OpenAI filed a countersuit against Elon Musk on Wednesday, accusing the billionaire entrepreneur of a sustained campaign of harassment and interference aimed at derailing the company’s transition to a for-profit structure.
The legal move comes as tensions escalate between the two former co-founders over the future direction of one of the world’s leading artificial intelligence firms.
In court documents filed in the U.S. District Court for the Northern District of California, OpenAI urged a federal judge to block Musk from continuing what it described as “unlawful and unfair” actions. The company alleged that Musk had engaged in a pattern of attacks—including public smears, legal maneuvers, and a failed bid to acquire OpenAI’s assets—as part of a personal crusade to disrupt its progress.

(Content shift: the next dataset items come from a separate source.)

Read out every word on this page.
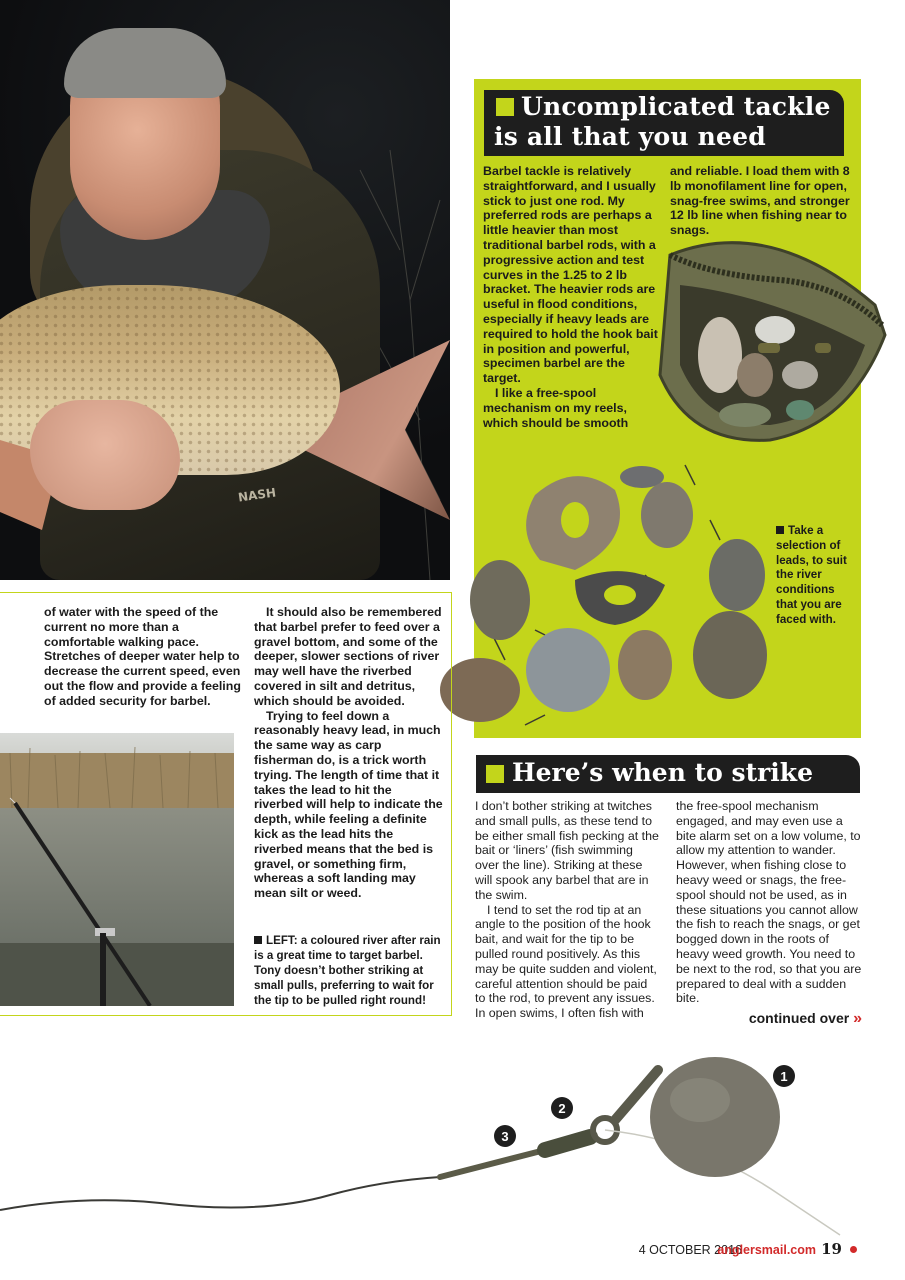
NASH
Uncomplicated tackle
is all that you need

Barbel tackle is relatively straightforward, and I usually stick to just one rod. My preferred rods are perhaps a little heavier than most traditional barbel rods, with a progressive action and test curves in the 1.25 to 2 lb bracket. The heavier rods are useful in flood conditions, especially if heavy leads are required to hold the hook bait in position and powerful, specimen barbel are the target.

I like a free-spool mechanism on my reels, which should be smooth

and reliable. I load them with 8 lb monofilament line for open, snag-free swims, and stronger 12 lb line when fishing near to snags.

Take a selection of leads, to suit the river conditions that you are faced with.

of water with the speed of the current no more than a comfortable walking pace. Stretches of deeper water help to decrease the current speed, even out the flow and provide a feeling of added security for barbel.

It should also be remembered that barbel prefer to feed over a gravel bottom, and some of the deeper, slower sections of river may well have the riverbed covered in silt and detritus, which should be avoided.

Trying to feel down a reasonably heavy lead, in much the same way as carp fisherman do, is a trick worth trying. The length of time that it takes the lead to hit the riverbed will help to indicate the depth, while feeling a definite kick as the lead hits the riverbed means that the bed is gravel, or something firm, whereas a soft landing may mean silt or weed.

LEFT: a coloured river after rain is a great time to target barbel. Tony doesn’t bother striking at small pulls, preferring to wait for the tip to be pulled right round!
Here’s when to strike

I don’t bother striking at twitches and small pulls, as these tend to be either small fish pecking at the bait or ‘liners’ (fish swimming over the line). Striking at these will spook any barbel that are in the swim.

I tend to set the rod tip at an angle to the position of the hook bait, and wait for the tip to be pulled round positively. As this may be quite sudden and violent, careful attention should be paid to the rod, to prevent any issues. In open swims, I often fish with

the free-spool mechanism engaged, and may even use a bite alarm set on a low volume, to allow my attention to wander. However, when fishing close to heavy weed or snags, the free-spool should not be used, as in these situations you cannot allow the fish to reach the snags, or get bogged down in the roots of heavy weed growth. You need to be next to the rod, so that you are prepared to deal with a sudden bite.

continued over »
1
2
3
4 OCTOBER 2016
anglersmail.com 19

“Through press attacks, malicious campaigns broadcast to Musk’s more than 200 million followers on the social media platform he controls, a pretextual demand for corporate records, harassing legal claims, and a sham bid for OpenAI’s assets, Musk has tried every tool available to harm OpenAI,” the company wrote in its filing.

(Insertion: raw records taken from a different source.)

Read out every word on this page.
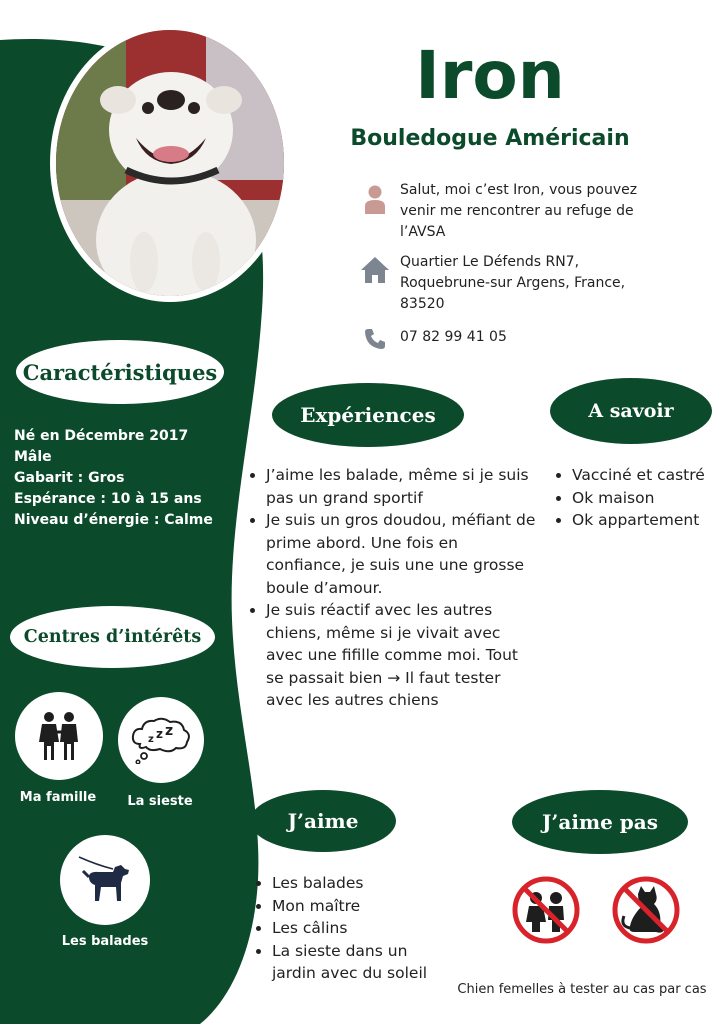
Iron
Bouledogue Américain
Salut, moi c’est Iron, vous pouvez venir me rencontrer au refuge de l’AVSA
Quartier Le Défends RN7, Roquebrune-sur Argens, France, 83520
07 82 99 41 05
Caractéristiques
Né en Décembre 2017
Mâle
Gabarit : Gros
Espérance : 10 à 15 ans
Niveau d’énergie : Calme
Centres d’intérêts
Ma famille
z z z
La sieste
Les balades
Expériences
• J’aime les balade, même si je suis pas un grand sportif
• Je suis un gros doudou, méfiant de prime abord. Une fois en confiance, je suis une une grosse boule d’amour.
• Je suis réactif avec les autres chiens, même si je vivait avec avec une fifille comme moi. Tout se passait bien → Il faut tester avec les autres chiens
A savoir
• Vacciné et castré
• Ok maison
• Ok appartement
J’aime
• Les balades
• Mon maître
• Les câlins
• La sieste dans un jardin avec du soleil
J’aime pas
Chien femelles à tester au cas par cas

OpenAI asked the court to hold Musk accountable for damages and prevent him from launching further efforts to interfere with its operations. The dispute stems from Musk’s lawsuit filed last year, in which he accused OpenAI and CEO Sam Altman of abandoning the startup’s original nonprofit mission of developing AI for the benefit of humanity.
Musk, who cofounded OpenAI in 2015 but left the organization before its rise to prominence, has since launched his own AI venture, xAI, in 2023. The Tesla and SpaceX CEO has been a vocal critic of OpenAI’s shift to a capped-profit model, a move the company says is essential to securing up to $40 billion in new funding by the end of the year.
In a statement to Reuters, Musk’s attorney Marc Toberoff referenced a $97.4 billion unsolicited takeover bid made earlier this year by a Musk-led group—an offer OpenAI rejected. Toberoff claimed that OpenAI’s board failed to properly consider the proposal: “Had OpenAI’s board genuinely considered the bid as they were obligated to do, they would have seen how serious it was. It’s telling that having to pay fair market value for OpenAI’s assets allegedly ‘interferes’ with their business plans.”
OpenAI fired back in a post on X (formerly Twitter), the social media platform owned by Musk: “Elon’s nonstop actions against us are just bad-faith tactics to slow down OpenAI and seize control of the leading AI innovations for his personal benefit.”
The legal battle is set to culminate in a jury trial scheduled for spring next year.
Musk’s xAI has been growing rapidly, most recently acquiring X in a deal that valued the platform at $33 billion. The merger gives xAI access to a vast distribution network and allows co-investors in X to benefit from the AI firm’s valuation.
Meanwhile, OpenAI continues to defend its transformation into a profit-seeking entity, arguing that the scale and cost of AI development demand large investments that nonprofit structures can’t support.
CEO Sam Altman has maintained that the company’s mission remains intact and that Musk’s lawsuits are intended to undermine a major competitor in the AI race.